To estimate these parameters I defined first the log-likelihood function with the 2 commands dmvnorm and dlnorm.plus. Then I assign starting values of the parameters and finally I use the nlm routine to estimate the parameters (see script below).
`P <- read.ascii.grid("d:/Documents/JOINT_FREQUENCY/grid_E727_P-3000.asc", return.header=
FALSE );
V <- read.ascii.grid("d:/Documents/JOINT_FREQUENCY/grid_E727_V-3000.asc", return.header=
FALSE );
p <- c(P); # tranform matrix into a vector
v <- c(V);
p<- p[!is.na(p)] # removing NA values
v<- v[!is.na(v)]
p_rel <- p/mean(p) #Transforming the data to relative values
v_rel <- v/mean(v)
PV <- cbind(p_rel, v_rel) # create a matrix of vectors
L <- function(par,p_rel,v_rel) {
return (-sum(log( (1- par[7])*dmvnorm(PV, mean=c(1,1), sigma= matrix(c(par[1]^2, par[1]*par[2]

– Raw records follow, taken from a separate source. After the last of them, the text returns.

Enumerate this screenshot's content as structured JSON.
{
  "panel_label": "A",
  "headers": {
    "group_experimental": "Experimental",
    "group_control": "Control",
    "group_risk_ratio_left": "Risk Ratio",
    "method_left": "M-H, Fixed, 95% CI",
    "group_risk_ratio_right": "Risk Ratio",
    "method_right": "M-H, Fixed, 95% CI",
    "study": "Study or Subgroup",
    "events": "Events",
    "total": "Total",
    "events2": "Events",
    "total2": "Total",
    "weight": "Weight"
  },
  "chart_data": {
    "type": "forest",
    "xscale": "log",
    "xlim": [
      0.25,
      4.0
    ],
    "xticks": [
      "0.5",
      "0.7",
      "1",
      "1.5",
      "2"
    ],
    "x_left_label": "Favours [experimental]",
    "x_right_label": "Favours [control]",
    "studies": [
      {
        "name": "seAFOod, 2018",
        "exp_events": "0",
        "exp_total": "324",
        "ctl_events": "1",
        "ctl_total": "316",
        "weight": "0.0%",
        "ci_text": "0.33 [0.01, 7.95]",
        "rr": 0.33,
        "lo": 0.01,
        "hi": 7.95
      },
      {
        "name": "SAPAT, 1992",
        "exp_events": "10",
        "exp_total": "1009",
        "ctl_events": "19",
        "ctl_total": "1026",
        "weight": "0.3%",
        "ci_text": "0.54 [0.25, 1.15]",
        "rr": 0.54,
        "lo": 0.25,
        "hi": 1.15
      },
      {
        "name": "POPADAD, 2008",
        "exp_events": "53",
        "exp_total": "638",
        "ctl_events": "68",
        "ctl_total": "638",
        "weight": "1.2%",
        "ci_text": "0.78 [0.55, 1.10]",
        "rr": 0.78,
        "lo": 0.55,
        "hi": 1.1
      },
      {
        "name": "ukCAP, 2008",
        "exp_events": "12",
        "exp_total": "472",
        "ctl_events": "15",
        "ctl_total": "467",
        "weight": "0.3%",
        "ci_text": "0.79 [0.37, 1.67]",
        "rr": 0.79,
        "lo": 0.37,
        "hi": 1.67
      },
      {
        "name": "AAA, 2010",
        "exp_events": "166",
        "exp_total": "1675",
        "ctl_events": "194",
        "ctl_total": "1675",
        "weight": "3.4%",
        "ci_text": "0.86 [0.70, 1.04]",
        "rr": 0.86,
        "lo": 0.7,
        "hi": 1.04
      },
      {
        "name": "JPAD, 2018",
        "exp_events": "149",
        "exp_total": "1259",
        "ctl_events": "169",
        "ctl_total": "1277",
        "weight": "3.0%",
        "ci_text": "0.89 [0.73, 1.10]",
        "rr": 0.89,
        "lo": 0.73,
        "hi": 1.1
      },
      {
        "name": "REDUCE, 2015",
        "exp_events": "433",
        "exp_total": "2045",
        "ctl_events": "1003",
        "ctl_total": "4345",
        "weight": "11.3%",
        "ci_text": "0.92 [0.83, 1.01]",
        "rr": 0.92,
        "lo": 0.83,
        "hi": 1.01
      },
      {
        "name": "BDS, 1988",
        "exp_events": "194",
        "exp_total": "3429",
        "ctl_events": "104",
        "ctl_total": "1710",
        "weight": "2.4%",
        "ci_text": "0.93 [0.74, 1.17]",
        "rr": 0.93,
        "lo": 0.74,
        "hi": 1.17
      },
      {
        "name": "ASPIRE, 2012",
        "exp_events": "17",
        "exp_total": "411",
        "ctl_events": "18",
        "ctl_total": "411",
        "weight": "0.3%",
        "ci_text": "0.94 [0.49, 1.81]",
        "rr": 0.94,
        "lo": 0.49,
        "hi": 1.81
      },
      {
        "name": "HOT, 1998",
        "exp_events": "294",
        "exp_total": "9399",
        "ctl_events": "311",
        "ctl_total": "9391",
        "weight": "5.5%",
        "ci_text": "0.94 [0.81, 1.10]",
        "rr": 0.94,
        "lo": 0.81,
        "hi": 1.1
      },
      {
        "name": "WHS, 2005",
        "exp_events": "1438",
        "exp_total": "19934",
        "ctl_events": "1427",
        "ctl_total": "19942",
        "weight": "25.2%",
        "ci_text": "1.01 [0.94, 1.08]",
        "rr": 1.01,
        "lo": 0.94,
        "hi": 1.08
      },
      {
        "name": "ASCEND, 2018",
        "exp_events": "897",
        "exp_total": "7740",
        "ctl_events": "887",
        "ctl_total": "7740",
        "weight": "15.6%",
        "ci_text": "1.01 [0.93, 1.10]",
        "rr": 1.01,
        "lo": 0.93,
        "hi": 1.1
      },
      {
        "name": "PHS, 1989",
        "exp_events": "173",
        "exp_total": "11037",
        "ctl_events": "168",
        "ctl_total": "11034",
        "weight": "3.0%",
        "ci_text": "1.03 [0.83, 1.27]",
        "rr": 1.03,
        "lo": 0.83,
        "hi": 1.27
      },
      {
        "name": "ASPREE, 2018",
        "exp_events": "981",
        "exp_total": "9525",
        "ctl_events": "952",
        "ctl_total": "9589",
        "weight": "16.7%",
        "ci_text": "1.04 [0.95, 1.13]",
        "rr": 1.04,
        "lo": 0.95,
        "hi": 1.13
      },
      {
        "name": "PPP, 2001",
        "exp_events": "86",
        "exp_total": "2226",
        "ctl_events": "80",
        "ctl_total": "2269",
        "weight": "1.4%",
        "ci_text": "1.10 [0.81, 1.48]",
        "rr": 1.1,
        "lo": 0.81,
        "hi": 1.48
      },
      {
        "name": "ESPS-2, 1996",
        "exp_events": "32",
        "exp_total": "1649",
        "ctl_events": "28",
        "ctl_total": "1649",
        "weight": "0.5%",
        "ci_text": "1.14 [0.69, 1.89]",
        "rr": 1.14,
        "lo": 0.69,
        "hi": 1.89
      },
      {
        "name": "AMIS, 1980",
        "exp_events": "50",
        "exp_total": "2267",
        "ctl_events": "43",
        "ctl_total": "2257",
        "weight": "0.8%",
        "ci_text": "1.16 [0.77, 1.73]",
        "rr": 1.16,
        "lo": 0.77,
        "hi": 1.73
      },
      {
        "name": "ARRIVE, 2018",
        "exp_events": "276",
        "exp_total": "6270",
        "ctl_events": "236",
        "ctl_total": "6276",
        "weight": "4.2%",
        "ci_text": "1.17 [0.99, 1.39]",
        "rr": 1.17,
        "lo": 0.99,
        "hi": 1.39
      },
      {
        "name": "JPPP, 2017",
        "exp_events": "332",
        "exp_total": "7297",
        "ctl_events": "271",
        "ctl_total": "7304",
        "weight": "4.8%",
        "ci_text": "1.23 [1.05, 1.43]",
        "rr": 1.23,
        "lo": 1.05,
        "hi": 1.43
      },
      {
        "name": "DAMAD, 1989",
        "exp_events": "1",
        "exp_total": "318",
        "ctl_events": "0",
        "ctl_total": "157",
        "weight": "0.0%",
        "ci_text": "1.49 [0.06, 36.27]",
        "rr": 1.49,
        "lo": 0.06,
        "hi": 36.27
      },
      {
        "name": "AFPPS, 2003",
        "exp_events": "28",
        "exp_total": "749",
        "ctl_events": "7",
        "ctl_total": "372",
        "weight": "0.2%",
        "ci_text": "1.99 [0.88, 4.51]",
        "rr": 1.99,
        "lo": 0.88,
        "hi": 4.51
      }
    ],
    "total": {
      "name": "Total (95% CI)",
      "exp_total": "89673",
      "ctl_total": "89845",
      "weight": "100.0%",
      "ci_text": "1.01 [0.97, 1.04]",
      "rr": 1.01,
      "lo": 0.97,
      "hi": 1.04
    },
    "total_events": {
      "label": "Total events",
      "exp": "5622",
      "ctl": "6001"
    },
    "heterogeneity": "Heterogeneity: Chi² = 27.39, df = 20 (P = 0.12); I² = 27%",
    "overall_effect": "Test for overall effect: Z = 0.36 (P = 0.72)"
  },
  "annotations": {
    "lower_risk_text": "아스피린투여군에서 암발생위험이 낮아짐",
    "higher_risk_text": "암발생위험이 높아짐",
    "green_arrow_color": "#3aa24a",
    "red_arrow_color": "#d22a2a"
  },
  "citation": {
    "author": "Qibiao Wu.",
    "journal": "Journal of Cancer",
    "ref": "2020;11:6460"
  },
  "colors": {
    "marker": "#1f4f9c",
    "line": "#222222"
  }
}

*par[3],par[1]*par[2]*par[3], par[2]^2 ),nrow=2, ncol=2))+
par[7]*dlnorm.rplus(PV, meanlog=c(1,1), varlog= matrix(c(par[4]^2,par[4]*par[5]*par[6],par[4]

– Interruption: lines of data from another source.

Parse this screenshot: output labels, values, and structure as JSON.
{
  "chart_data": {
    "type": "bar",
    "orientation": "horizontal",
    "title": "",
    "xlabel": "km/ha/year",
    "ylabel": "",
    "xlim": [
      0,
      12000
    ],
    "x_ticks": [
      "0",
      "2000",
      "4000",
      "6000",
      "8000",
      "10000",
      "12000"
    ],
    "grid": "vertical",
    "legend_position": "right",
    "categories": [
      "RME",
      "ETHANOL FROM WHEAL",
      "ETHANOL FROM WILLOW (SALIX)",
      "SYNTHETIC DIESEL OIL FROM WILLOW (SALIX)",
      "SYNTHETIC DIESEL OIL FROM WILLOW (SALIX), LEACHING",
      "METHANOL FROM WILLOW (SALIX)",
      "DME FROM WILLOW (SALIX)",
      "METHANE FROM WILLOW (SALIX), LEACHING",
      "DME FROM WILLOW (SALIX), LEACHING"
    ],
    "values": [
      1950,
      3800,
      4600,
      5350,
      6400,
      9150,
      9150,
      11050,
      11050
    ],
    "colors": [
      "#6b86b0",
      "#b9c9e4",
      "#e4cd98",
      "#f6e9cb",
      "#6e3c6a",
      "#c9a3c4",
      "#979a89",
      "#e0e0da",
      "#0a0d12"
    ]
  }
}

*par[5]*par[6],par[5]^2), nrow=2,ncol=2)) )))
}
par.start<- c(0.74, 0.66 ,0.40, 1.4, 1.2, 0.4, 0.5) # log-likelihood estimators
result<-nlm(L,par.start,v_rel=v_rel,p_rel=p_rel, hessian=TRUE, iterlim=200, check.analyticals= TRUE)
Messages d'avis :
1: In log(eigen(sigma, symmetric = TRUE, only.values = TRUE)$values) :
production de NaN
2: In sqrt(2 * pi * det(varlog)) : production de NaN
3: In nlm(L, par.start, p_rel = p_rel, v_rel = v_rel, hessian = TRUE) :
NA/Inf replaced by maximum positive value
4: In log(eigen(sigma, symmetric = TRUE, only.values = TRUE)$values) :
production de NaN
…. Until 25.
par.hat <- result$estimate
cat("sigN_p =", par[1],"\n","sigN_v =", par[2],"\n","rhoN =", par[3],"\n","sigLN_p =", par [4],"\n","sigLN_v =", par[5],"\n","rhoLN =", par[6],"\n","mixing parameter =", par[7],"\n")
sigN_p = 0.5403361
sigN_v = 0.6667375
rhoN = 0.6260181
sigLN_p = 1.705626
sigLN_v = 1.592832
rhoLN = 0.9735974
mixing parameter = 0.8113369`
Does someone know what is wrong in my model or how should I do to find these parameters in 2 dimensions?

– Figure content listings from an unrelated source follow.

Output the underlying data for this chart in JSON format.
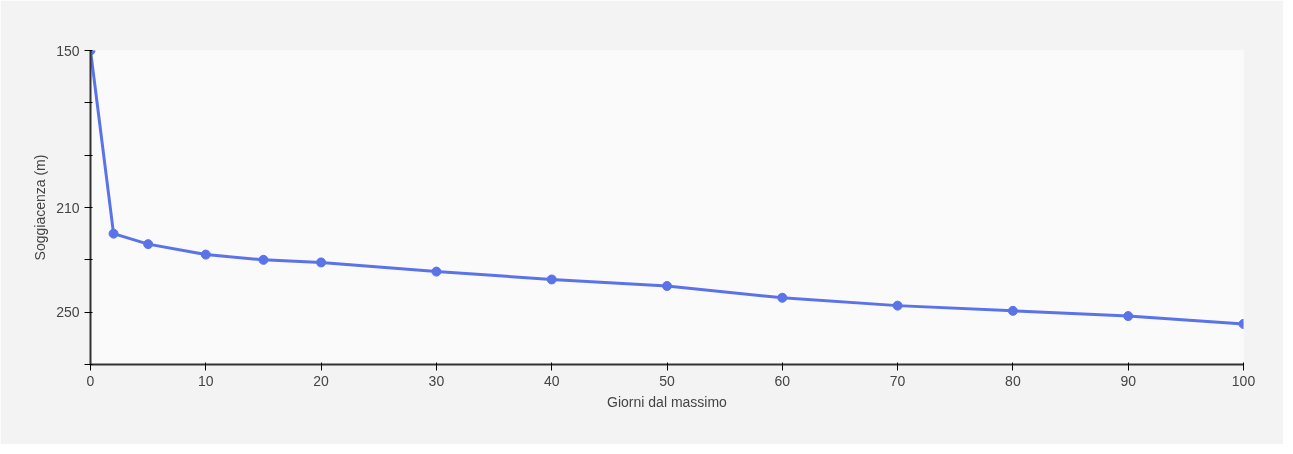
{
  "chart_data": {
    "type": "line",
    "xlabel": "Giorni dal massimo",
    "ylabel": "Soggiacenza (m)",
    "x": [
      0,
      2,
      5,
      10,
      15,
      20,
      30,
      40,
      50,
      60,
      70,
      80,
      90,
      100
    ],
    "series": [
      {
        "color": "#5b73e8",
        "values": [
          150,
          220,
          224,
          228,
          230,
          231,
          234.5,
          237.5,
          240,
          244.5,
          247.5,
          249.5,
          251.5,
          254.5
        ]
      }
    ],
    "xlim": [
      0,
      100
    ],
    "xticks": [
      0,
      10,
      20,
      30,
      40,
      50,
      60,
      70,
      80,
      90,
      100
    ],
    "ylim": [
      270,
      150
    ],
    "yticks": [
      150,
      {
        "value": 170,
        "label": null
      },
      {
        "value": 190,
        "label": null
      },
      210,
      {
        "value": 230,
        "label": null
      },
      250,
      {
        "value": 270,
        "label": null
      }
    ],
    "grid": false,
    "marker": "circle",
    "line_style": "solid"
  }
}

Thank you very much for taking time to look at my questions.
Regards,
Gladys Hertzog
When I do these kind of optimization problems, I find that it's important to make sure that all the variables that I'm optimizing over are constrained to plausible values. For example, standard deviation variables have to be positive, and from knowledge of the situation that I'm modelling I'll probably be able to put an upper bound all my standard deviation variables as well. So if s is one of my standard deviation variables, and if m is the maximum value that I want it to take, instead of working with s I'll solve for the variable z which is related to s via
s = m/(1+e-z)
In that formula, z is unconstrained, but s must lie between 0 and m. This is vital because optimization routines where the variables are not constrained to take plausible values will often try completely implausible values while they're trying to bound the solution. Implausible values often cause problems with e.g. precision, that then results in NaN's etc. The general formula that I use for constraining a single variable x to lie between a and b is
x = a + (b - a)/(1+e-z)
However, regarding your particular problem where you're looking for covariance matrices, a more sophisticated approach is necessary than simply bounding all the individual variables. Covariance matrices must be positive semi-definite, so if you're simply optimizing the individual values in the matrix, the optimization will probably fail (producing NaN's) if a matrix which isn't positive definite is fed into the likelihood function. To get round this problem, one approach is to solve for the Cholesky decomposition of the covariance matrix instead of the covariance matrix itself. My guess is that this is probably what's causing your optimization to fail.